Politique irakienne dans la tourmente: instabilité et chaos à l’horizon

À la suite de la nomination d’Adnan al-Zarfi (Zurufi ou Zurfi) au poste de premier ministre par le président Barham Saleh, l’Irak entre dans une phase critique. Le bloc chiite est divisé. Les 30 jours donnés à al-Zarfi pour former son cabinet pourraient permettre d’atteindre le quorum nécessaire à la formation de ce nouveau cabinet, mais aussi entraîner des troubles ou même la partition de l’Irak. Qu’est-ce qui a poussé le président Saleh à nommer al-Zarfi?

En 2018, le président du parlement Mohamad Halbousi a proposé la nomination de Barham Saleh au poste de président de l’Irak. La proposition a été adoptée par « Al-Fateh », la plus grande coalition chiite, avec l’accord des sunnites. Le leader kurde Massoud Barzani et l’envoyé spécial du président des USA Brett McGurk étaient contre la nomination de Saleh. C’était le major général du Corps des gardiens de la Révolution iranienne Qassem Soleimani qui avait fait pression pour que Barham Saleh devienne président. Une fois nommé, Saleh a promis à Soleimani qu’il serait « meilleur que Mam Jalal » (l’oncle Jalal Talabani, un des plus proches alliés de l’Iran). Une fois Saleh élu, la coalition « Al-Fateh » lui a demandé de nommer Adel Abdel Mahdi au poste de premier ministre, ce qu’il a fait. Un an plus tard, la Marjaya à Nadjaf a appelé Abdel Mahdi à démissionner en réponse aux manifestations dans la rue appelant à des réformes, à la mise en place des infrastructures nécessaires et à de meilleures possibilités d’emploi.

Soleimani a alors rencontré les dirigeants chiites qui ont tous accepté (sauf Hadi al-Ameri, qui voulait devenir premier ministre de l’Irak) de proposer la nomination de Qusay al-Suheil. Al-Fateh a soumis son nom au président Barham Salih, qui a refusé d’obtempérer pour aussitôt partir quelques jours à Erbil, le temps qu’il fallait pour que la rue rejette la nomination d’al-Suheil. C’est que Sayyed Moqtada al Sadr (qui rejetait la nomination d’al-Suheil) avait contacté le président Saleh pour l’informer que c’est lui qui représentait la plus grande coalition, appelée « Sairoun ». Saleh, qui craignait la réaction de Moqtada, a alors transmis une lettre au parlement et à la cour constitutionnelle pour leur demander une définition de « la plus grande coalition ». Personne n’a toutefois réussi à répondre clairement à cette requête.

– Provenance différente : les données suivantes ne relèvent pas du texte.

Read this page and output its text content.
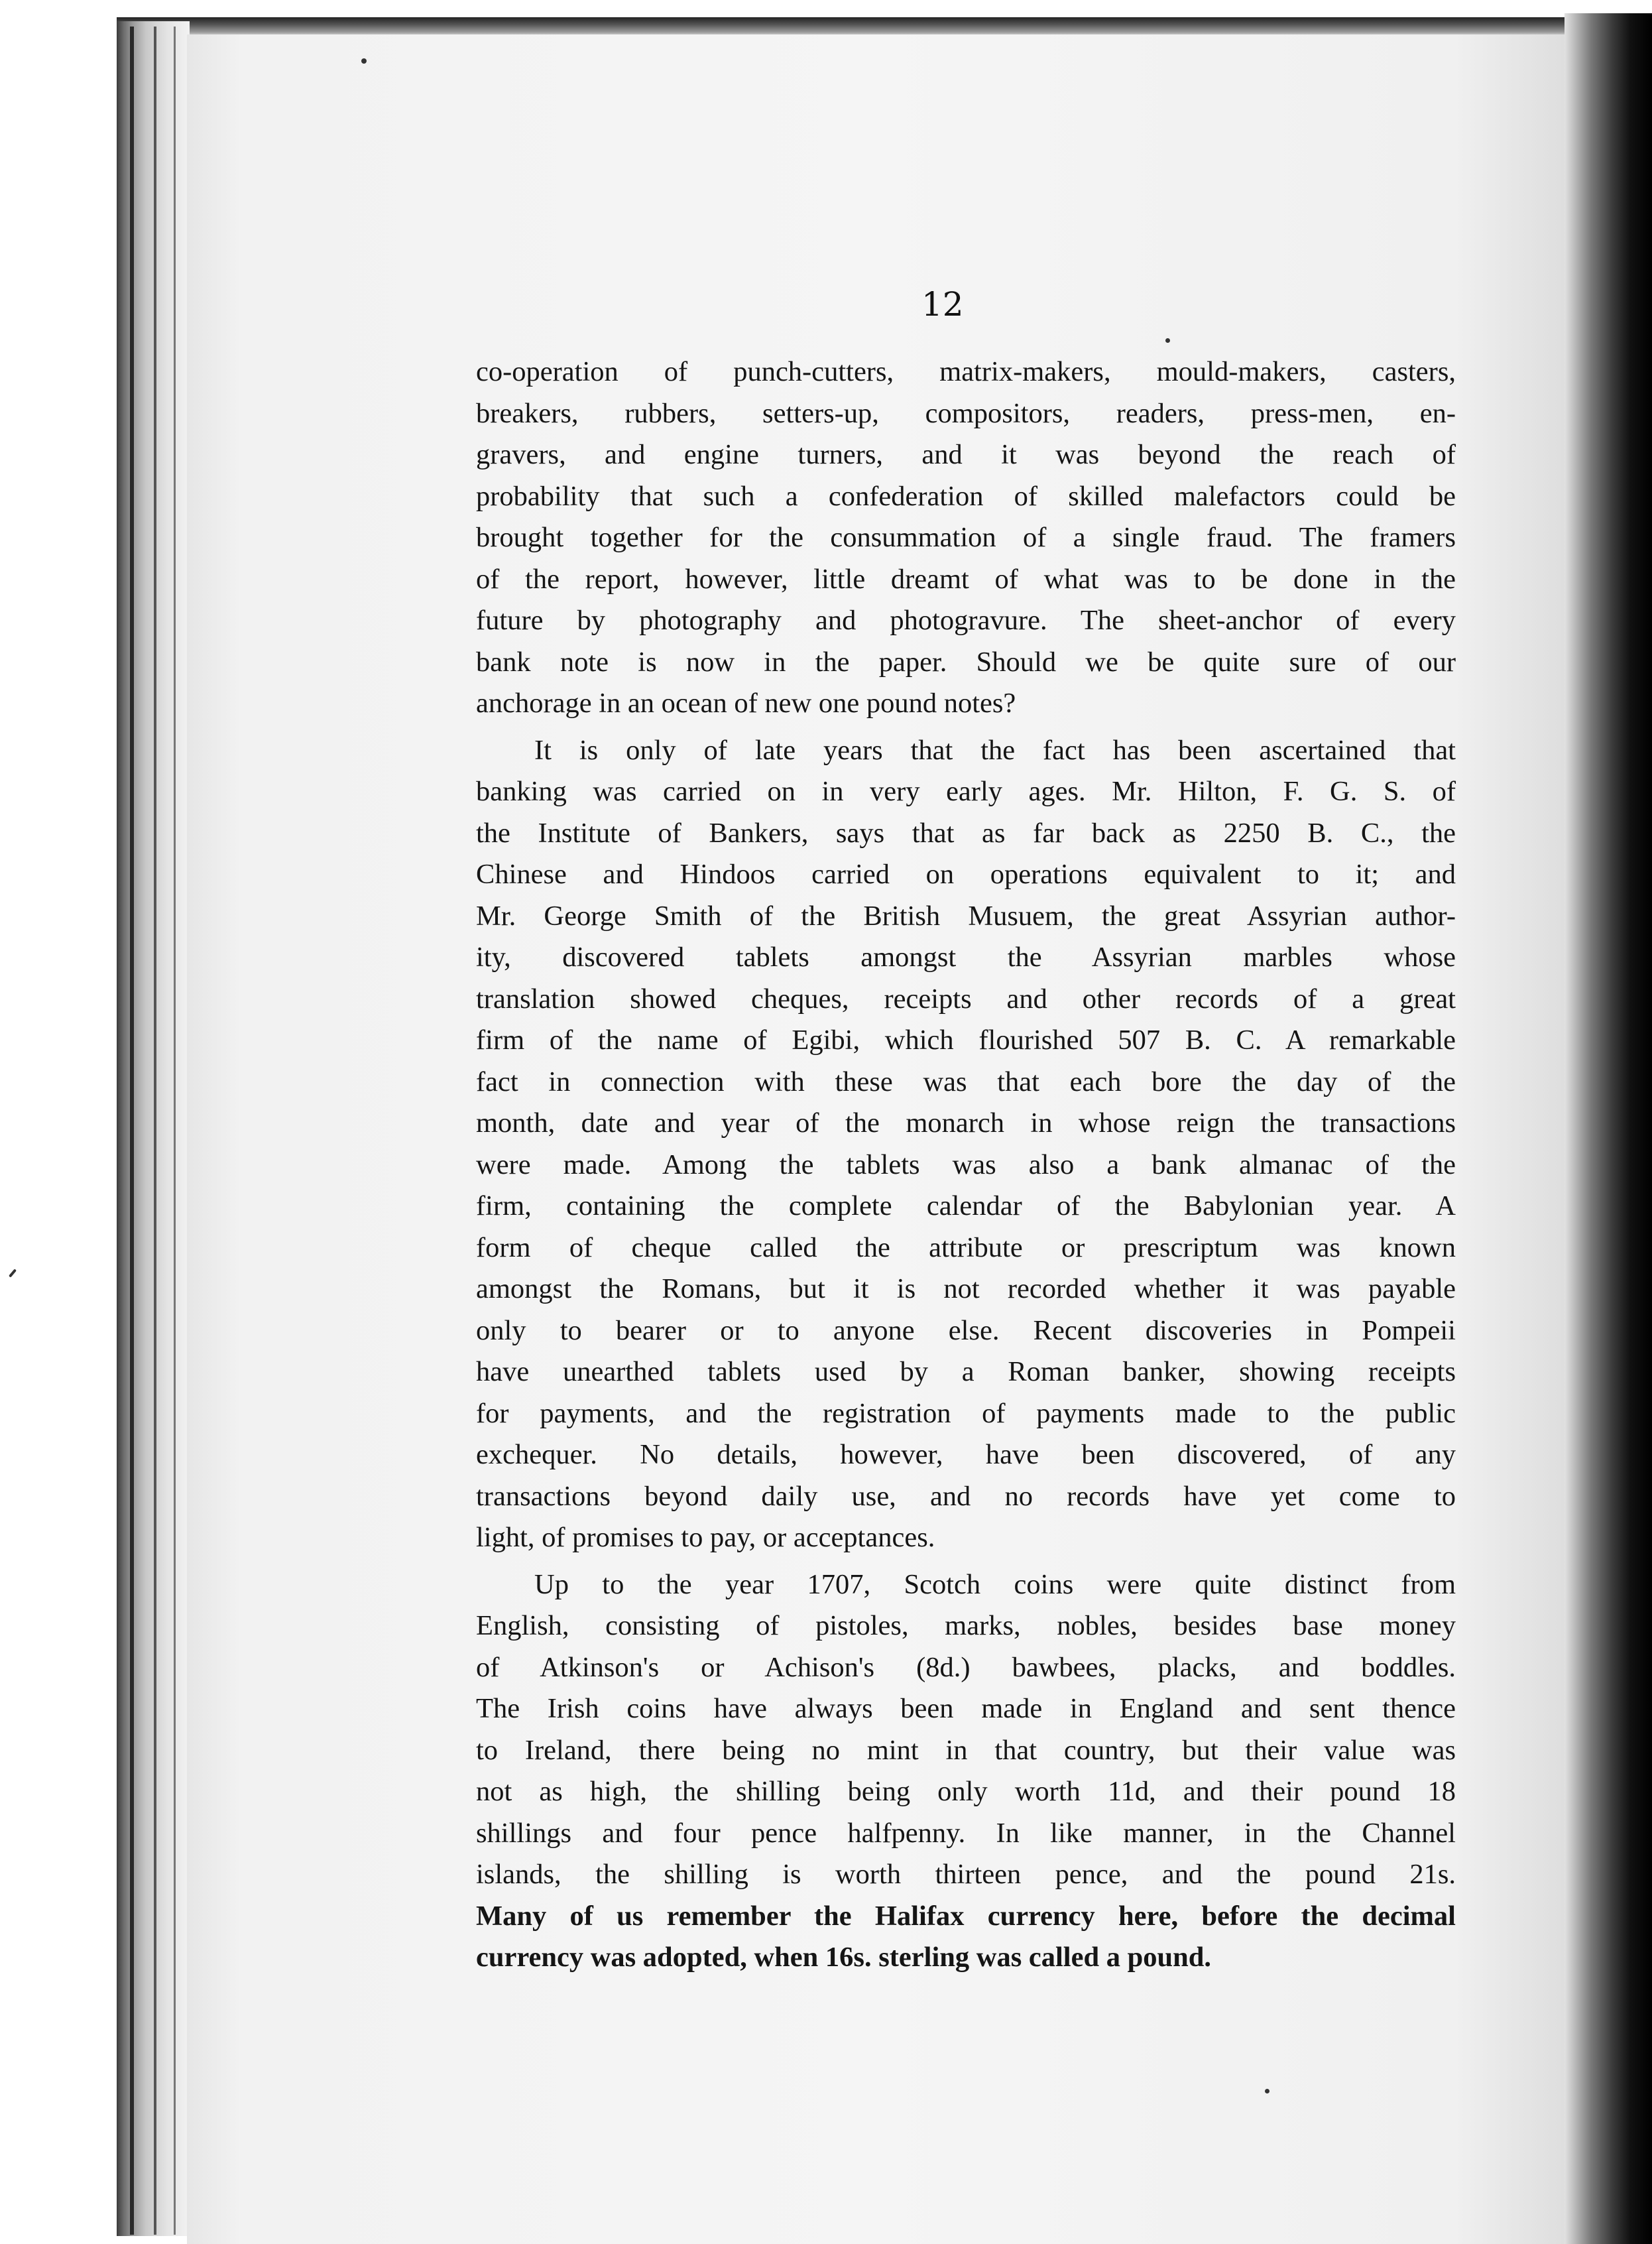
12
co-operation of punch-cutters, matrix-makers, mould-makers, casters,
breakers, rubbers, setters-up, compositors, readers, press-men, en-
gravers, and engine turners, and it was beyond the reach of
probability that such a confederation of skilled malefactors could be
brought together for the consummation of a single fraud. The framers
of the report, however, little dreamt of what was to be done in the
future by photography and photogravure. The sheet-anchor of every
bank note is now in the paper. Should we be quite sure of our
anchorage in an ocean of new one pound notes?
It is only of late years that the fact has been ascertained that
banking was carried on in very early ages. Mr. Hilton, F. G. S. of
the Institute of Bankers, says that as far back as 2250 B. C., the
Chinese and Hindoos carried on operations equivalent to it; and
Mr. George Smith of the British Musuem, the great Assyrian author-
ity, discovered tablets amongst the Assyrian marbles whose
translation showed cheques, receipts and other records of a great
firm of the name of Egibi, which flourished 507 B. C. A remarkable
fact in connection with these was that each bore the day of the
month, date and year of the monarch in whose reign the transactions
were made. Among the tablets was also a bank almanac of the
firm, containing the complete calendar of the Babylonian year. A
form of cheque called the attribute or prescriptum was known
amongst the Romans, but it is not recorded whether it was payable
only to bearer or to anyone else. Recent discoveries in Pompeii
have unearthed tablets used by a Roman banker, showing receipts
for payments, and the registration of payments made to the public
exchequer. No details, however, have been discovered, of any
transactions beyond daily use, and no records have yet come to
light, of promises to pay, or acceptances.
Up to the year 1707, Scotch coins were quite distinct from
English, consisting of pistoles, marks, nobles, besides base money
of Atkinson's or Achison's (8d.) bawbees, placks, and boddles.
The Irish coins have always been made in England and sent thence
to Ireland, there being no mint in that country, but their value was
not as high, the shilling being only worth 11d, and their pound 18
shillings and four pence halfpenny. In like manner, in the Channel
islands, the shilling is worth thirteen pence, and the pound 21s.
Many of us remember the Halifax currency here, before the decimal
currency was adopted, when 16s. sterling was called a pound.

La définition de « la plus grande coalition » dans la constitution est élastique et sujette à interprétation. Le président Barham Saleh a malicieusement jeté une pomme de discorde entre le parlement et la cour constitutionnelle. En 2010, Nouri al-Maliki a introduit une nouvelle définition de « la plus grande coalition » pour battre Ayad Allawi, qui avait réussi à rassembler 91 députés et était admissible à former un nouveau gouvernement. Al-Maliki a alors formé une grande coalition après que les députés eurent prêté serment pour ensuite établir qu’il était à la tête de la plus grande coalition, telle que définie par les alliances formées après les élections parlementaires plutôt qu’à la suite des résultats du scrutin.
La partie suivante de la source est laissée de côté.